Arm’s pricing strategy, referred to as the “Picasso” project, aims to secure a $1 billion increase in smartphone-related revenue over the next decade. Part of this initiative includes raising the royalty rates it charges for ready-made chip designs, especially those based on its latest architecture, Armv9. However, large customers like Apple and Qualcomm may avoid some of these hikes by designing their own chips using Arm’s technology, bypassing Arm’s pre-designed components.

Documents presented during a trial in 2024 revealed that Arm had considered a dramatic 300% price increase for its royalty rates, though this proposal was never fully implemented. Despite the uncertainty, Arm executives expressed confidence in the company’s ability to push forward with these higher prices, even amid the possibility of losing some customers to in-house chip designs.

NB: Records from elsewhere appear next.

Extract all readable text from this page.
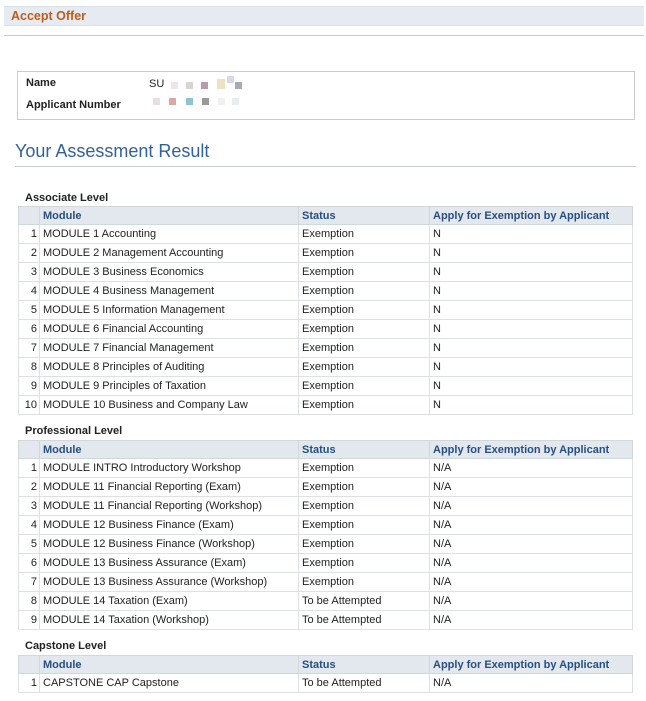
Accept Offer
Name	SU
Applicant Number
Your Assessment Result
Associate Level
	Module	Status	Apply for Exemption by Applicant
1	MODULE 1 Accounting	Exemption	N
2	MODULE 2 Management Accounting	Exemption	N
3	MODULE 3 Business Economics	Exemption	N
4	MODULE 4 Business Management	Exemption	N
5	MODULE 5 Information Management	Exemption	N
6	MODULE 6 Financial Accounting	Exemption	N
7	MODULE 7 Financial Management	Exemption	N
8	MODULE 8 Principles of Auditing	Exemption	N
9	MODULE 9 Principles of Taxation	Exemption	N
10	MODULE 10 Business and Company Law	Exemption	N
Professional Level
	Module	Status	Apply for Exemption by Applicant
1	MODULE INTRO Introductory Workshop	Exemption	N/A
2	MODULE 11 Financial Reporting (Exam)	Exemption	N/A
3	MODULE 11 Financial Reporting (Workshop)	Exemption	N/A
4	MODULE 12 Business Finance (Exam)	Exemption	N/A
5	MODULE 12 Business Finance (Workshop)	Exemption	N/A
6	MODULE 13 Business Assurance (Exam)	Exemption	N/A
7	MODULE 13 Business Assurance (Workshop)	Exemption	N/A
8	MODULE 14 Taxation (Exam)	To be Attempted	N/A
9	MODULE 14 Taxation (Workshop)	To be Attempted	N/A
Capstone Level
	Module	Status	Apply for Exemption by Applicant
1	CAPSTONE CAP Capstone	To be Attempted	N/A
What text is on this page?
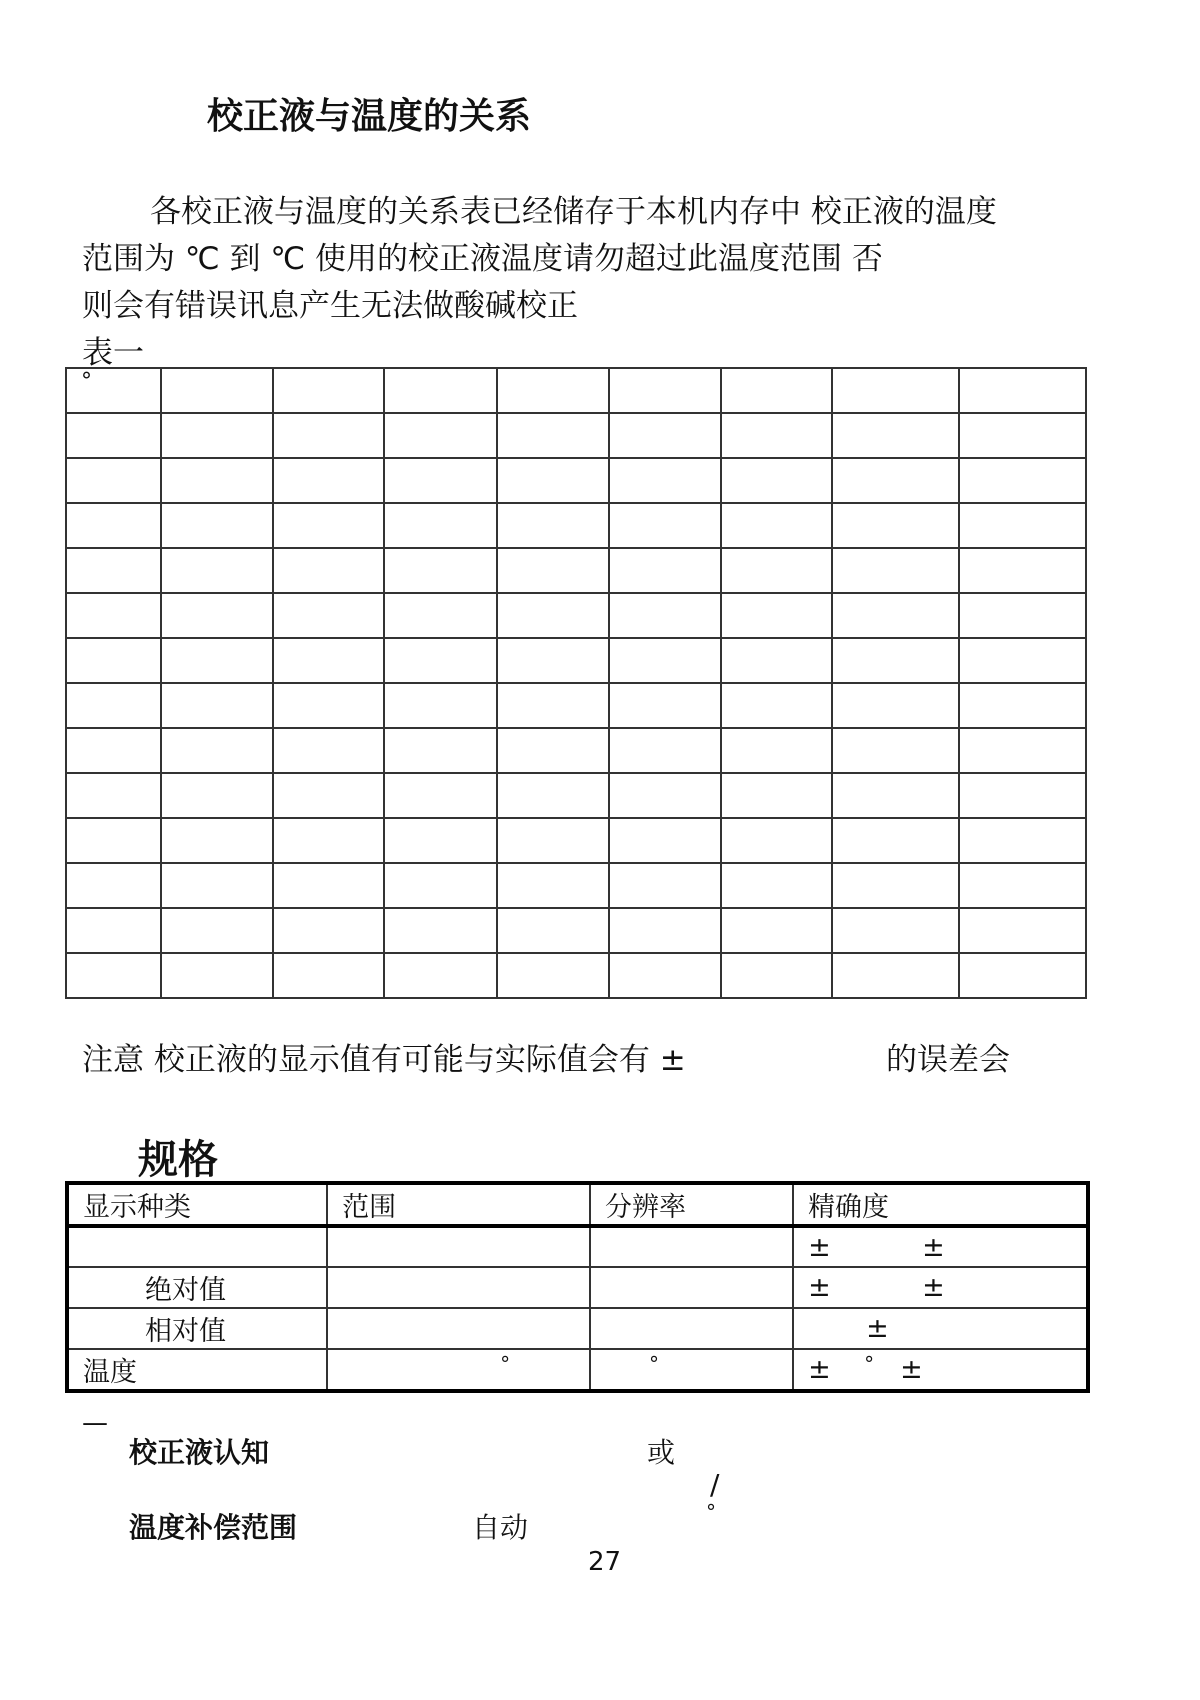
校正液与温度的关系
各校正液与温度的关系表已经储存于本机内存中 校正液的温度
范围为 ℃ 到 ℃ 使用的校正液温度请勿超过此温度范围 否
则会有错误讯息产生无法做酸碱校正
表一
°								

注意 校正液的显示值有可能与实际值会有 ±	的误差会
规格
显示种类	范围	分辨率	精确度
			± ±

绝对值			± ±

相对值			±
温度	°	°	± ° ±
—
校正液认知	或
/
温度补偿范围	自动	°
27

Competition with Customers

Arm’s ambitions to compete directly with its clients, particularly in chip design, were highlighted in testimony from CEO Rene Haas. In a conversation with an executive, Haas hinted that Arm could eventually create its own chips to compete against customers like Qualcomm, calling them “hosed” if the company pursued this path. This bold strategy has raised concerns among Arm’s customers, with analysts suggesting that Arm’s move could unsettle the market.

Despite this, Haas downplayed his comments, attributing them to informal brainstorming sessions about potential future strategies. While Arm has not yet entered the chip-manufacturing business, the company is exploring possibilities for evolving its business model.

Industry Reactions and Future Plans

Arm’s plans for expansion beyond its traditional licensing business model could significantly alter the competitive landscape in the tech industry. The company’s proposal to work more closely with device makers and secure deals directly with manufacturers has already begun to impact relationships, as evidenced by a meeting between Arm’s CEO and Samsung in 2022. This conversation stirred concerns about Qualcomm’s ability to supply chips to Samsung in the future, leading to changes in their supply agreements.

In response to these developments, analysts have expressed concern over how Arm’s potential shift toward chip design could affect its customer base, especially as it risks upsetting relationships with major firms in the semiconductor industry.